AI Article Synopsis

  • Islet transplantation is a promising treatment for type 1 diabetes but faces challenges like immune rejection and lack of donor cells, leading researchers to explore the potential of human umbilical cord mesenchymal stem cells (huMSCs) as an alternative source for insulin-producing cells.
  • In this study, huMSCs were cultured and induced under specific conditions, displaying changes in cell shape and the ability to express insulin and glucagon, with elevated insulin secretion confirmed through various laboratory techniques.
  • The findings suggest that huMSCs can differentiate into insulin-producing cells in the lab, indicating their potential for future therapies aimed at replacing damaged β cells in diabetic patients, although further research is necessary.

Article Abstract

Background: Islet transplantation is an effective way of reversing type I diabetes. However, islet transplantation is hampered by issues such as immune rejection and shortage of donor islets. Mesenchymal stem cells can differentiate into insulin-producing cells. However, the potential of human umbilical cord mesenchymal stem cells (huMSCs) to become insulin-producing cells remains undetermined.

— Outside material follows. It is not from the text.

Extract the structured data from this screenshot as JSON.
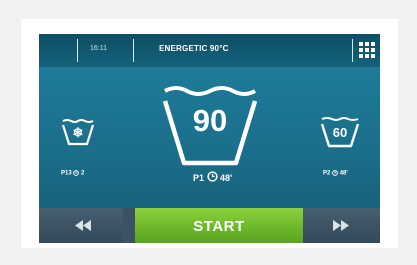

Methods: We isolated and induced cultured huMSCs under islet cell culture conditions. The response of huMSCs were monitored under an inverted phase contrast microscope. Immunocytochemical and immunofluorescence staining methods were used to measure insulin and glucagon protein levels. Reverse transcription-polymerase chain reaction (RT-PCR) was performed to detect gene expression of human insulin and PDX-1. Dithizone-staining was employed to determine the zinc contents in huMSCs. Insulin secretion was also evaluated through radioimmunoassay.

Results: HuMSCs induced by nicotinamide and β-mercaptoethanol or by neurogenic differentiation 1 gene (NeuroD1) transfection gradually changed morphology from typically elongated fibroblast-shaped cells to round cells. They had a tendency to form clusters. Immunocytochemical studies showed positive expression of human insulin and glucagon in these cells in response to induction. RT-PCR experiments found that huMSCs expressed insulin and PDX-1 genes following induction and dithizone stained the cytoplasm of huMSCs a brownish red color after induction. Insulin secretion in induced huMSCs was significantly elevated compared with the control group (t = 6.183, P < 0.05).

Conclusions: HuMSCs are able to differentiate into insulin-producing cells in vitro. The potential use of huMSCs in β cell replacement therapy of diabetes needs to be studied further.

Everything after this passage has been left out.